When is the best time to visit Port Douglas?
Like other parts of Far North Queensland, you can travel to Port Douglas at any time of the year with the best time to visit largely depending on what weather patterns you're comfortable experiencing and what kind of holiday you want to have. During the typical summer season (December, January, and February), the temperatures can get quite high - we're talking 30°C+ - and the humidity levels can make it feel even hotter.
If you're not keen on sharing Port Douglas with thousands of other travellers, visiting the tropical destination during March-May or September-November is a good way to go as the weather is also cooler and accommodation prices tend to be lower.
When is the best time to visit Cairns?
While you can visit Cairns at any time of the year, some months are better than others with the dry season offering nicer weather - lower temperatures, lower humidity levels, and less chance of rainfall. As this weather is more conducive to experiencing a better holiday, the months from May-October are the busiest and most expensive so prepare to share popular attractions with thousands of other travellers and pay an increased price for flights and accommodation.
The dry season in Far North Queensland
Best for: camping, snorkelling, and hiking
The dry season in Far North Queensland is actually considered to be the 'winter' season from May through to October which differs from other Australian states. Because there is less chance of frequent rainfall and tropical storms during these months, as well as lower temperatures and low humidity levels, they're considered to be one of the more popular times to visit.
Temperatures tend to reach a cool but nice average of 25°C, making it perfect weather to explore the beautiful natural landscapes of the region. The dry season is also great for adventuring through Far North Queensland's marine terrain with coral spawning a common occurrence during the months of September, October, and November. This means oceanic environments such as the Great Barrier Reef come alive during this time and you'll be treated to a breathtaking marine show full of colourful fish and coral life if you choose to go swimming or snorkelling.
The wet season in Far North Queensland
Best for: dining on local cuisine, visiting waterfalls, learning about Aboriginal culture
While this season might not be the most popular to visit Far North Queensland, it doesn't mean you can't still have a great holiday with plenty of upsides to travelling through the region between the months of November-April. Due to the increased rainfall experienced during the wet season, regions such as the Daintree are super vibrant and luscious, and other natural attractions like rivers and waterfalls are full and back to their impressive best.
If you want to decrease the chance of experiencing heavy rainfall and potential cyclones, try travelling in March or April as you're more likely to have clear days so you can go out and explore. However, the average temperatures during this time can climb to a swelteringly hot 30°C+ with extremely high humidity levels so you might find it somewhat uncomfortable to spend long periods of time outside.

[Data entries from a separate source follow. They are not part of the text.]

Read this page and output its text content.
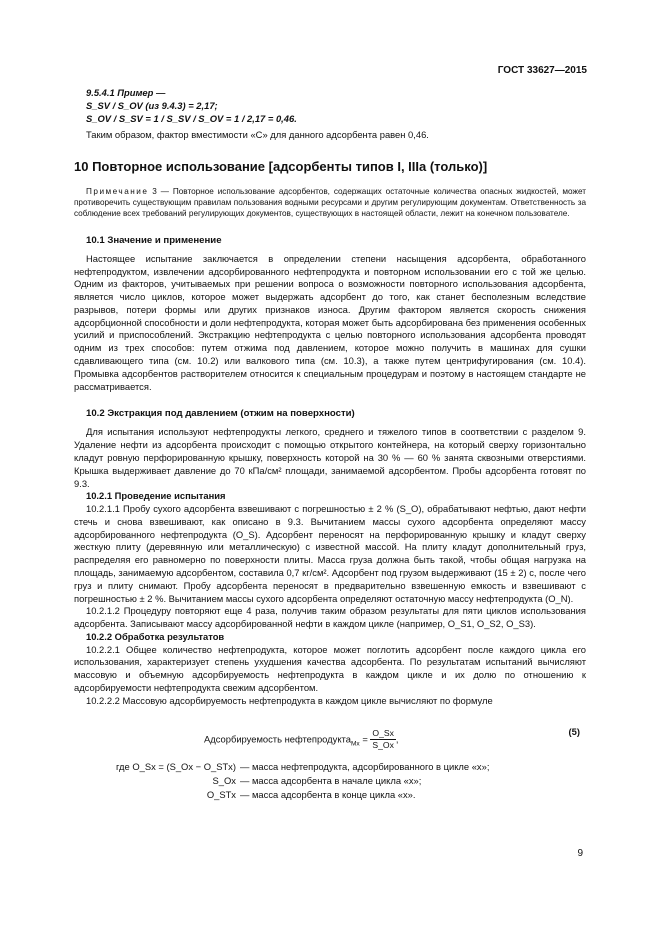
ГОСТ 33627—2015

9.5.4.1 Пример —

S_SV / S_OV (из 9.4.3) = 2,17;

S_OV / S_SV = 1 / S_SV / S_OV = 1 / 2,17 = 0,46.

Таким образом, фактор вместимости «C» для данного адсорбента равен 0,46.

10 Повторное использование [адсорбенты типов I, IIIa (только)]

Примечание 3 — Повторное использование адсорбентов, содержащих остаточные количества опасных жидкостей, может противоречить существующим правилам пользования водными ресурсами и другим регулирующим документам. Ответственность за соблюдение всех требований регулирующих документов, существующих в настоящей области, лежит на конечном пользователе.

10.1 Значение и применение

Настоящее испытание заключается в определении степени насыщения адсорбента, обработанного нефтепродуктом, извлечении адсорбированного нефтепродукта и повторном использовании его с той же целью. Одним из факторов, учитываемых при решении вопроса о возможности повторного использования адсорбента, является число циклов, которое может выдержать адсорбент до того, как станет бесполезным вследствие разрывов, потери формы или других признаков износа. Другим фактором является скорость снижения адсорбционной способности и доли нефтепродукта, которая может быть адсорбирована без применения особенных усилий и приспособлений. Экстракцию нефтепродукта с целью повторного использования адсорбента проводят одним из трех способов: путем отжима под давлением, которое можно получить в машинах для сушки сдавливающего типа (см. 10.2) или валкового типа (см. 10.3), а также путем центрифугирования (см. 10.4). Промывка адсорбентов растворителем относится к специальным процедурам и поэтому в настоящем стандарте не рассматривается.

10.2 Экстракция под давлением (отжим на поверхности)

Для испытания используют нефтепродукты легкого, среднего и тяжелого типов в соответствии с разделом 9. Удаление нефти из адсорбента происходит с помощью открытого контейнера, на который сверху горизонтально кладут ровную перфорированную крышку, поверхность которой на 30 % — 60 % занята сквозными отверстиями. Крышка выдерживает давление до 70 кПа/см² площади, занимаемой адсорбентом. Пробы адсорбента готовят по 9.3.

10.2.1 Проведение испытания

10.2.1.1 Пробу сухого адсорбента взвешивают с погрешностью ± 2 % (S_O), обрабатывают нефтью, дают нефти стечь и снова взвешивают, как описано в 9.3. Вычитанием массы сухого адсорбента определяют массу адсорбированного нефтепродукта (O_S). Адсорбент переносят на перфорированную крышку и кладут сверху жесткую плиту (деревянную или металлическую) с известной массой. На плиту кладут дополнительный груз, распределяя его равномерно по поверхности плиты. Масса груза должна быть такой, чтобы общая нагрузка на площадь, занимаемую адсорбентом, составила 0,7 кг/см². Адсорбент под грузом выдерживают (15 ± 2) с, после чего груз и плиту снимают. Пробу адсорбента переносят в предварительно взвешенную емкость и взвешивают с погрешностью ± 2 %. Вычитанием массы сухого адсорбента определяют остаточную массу нефтепродукта (O_N).

10.2.1.2 Процедуру повторяют еще 4 раза, получив таким образом результаты для пяти циклов использования адсорбента. Записывают массу адсорбированной нефти в каждом цикле (например, O_S1, O_S2, O_S3).

10.2.2 Обработка результатов

10.2.2.1 Общее количество нефтепродукта, которое может поглотить адсорбент после каждого цикла его использования, характеризует степень ухудшения качества адсорбента. По результатам испытаний вычисляют массовую и объемную адсорбируемость нефтепродукта в каждом цикле и их долю по отношению к адсорбируемости нефтепродукта свежим адсорбентом.

10.2.2.2 Массовую адсорбируемость нефтепродукта в каждом цикле вычисляют по формуле

Адсорбируемость нефтепродукта$_{Mx}$ = $\frac{O\_Sx}{S\_Ox}$ ,
(5)
где O_Sx = (S_Ox − O_STx) — масса нефтепродукта, адсорбированного в цикле «x»;
S_Ox — масса адсорбента в начале цикла «x»;
O_STx — масса адсорбента в конце цикла «x».
9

Because of the heat, you might be tempted to take a dip in the region's beautiful waters but just be aware that you'll be sharing it with potentially harmful marine life. Animals such as stinging jellyfish (box jellyfish, blue bottles, etc) are more present during the wet season and will leave you in a lot of pain if you get stung. If you are planning on spending time in the water, make sure you're wearing a stinger suit to help protect you, however, we recommend sticking to pools and sectioned-off ocean enclosures if you want to cool off.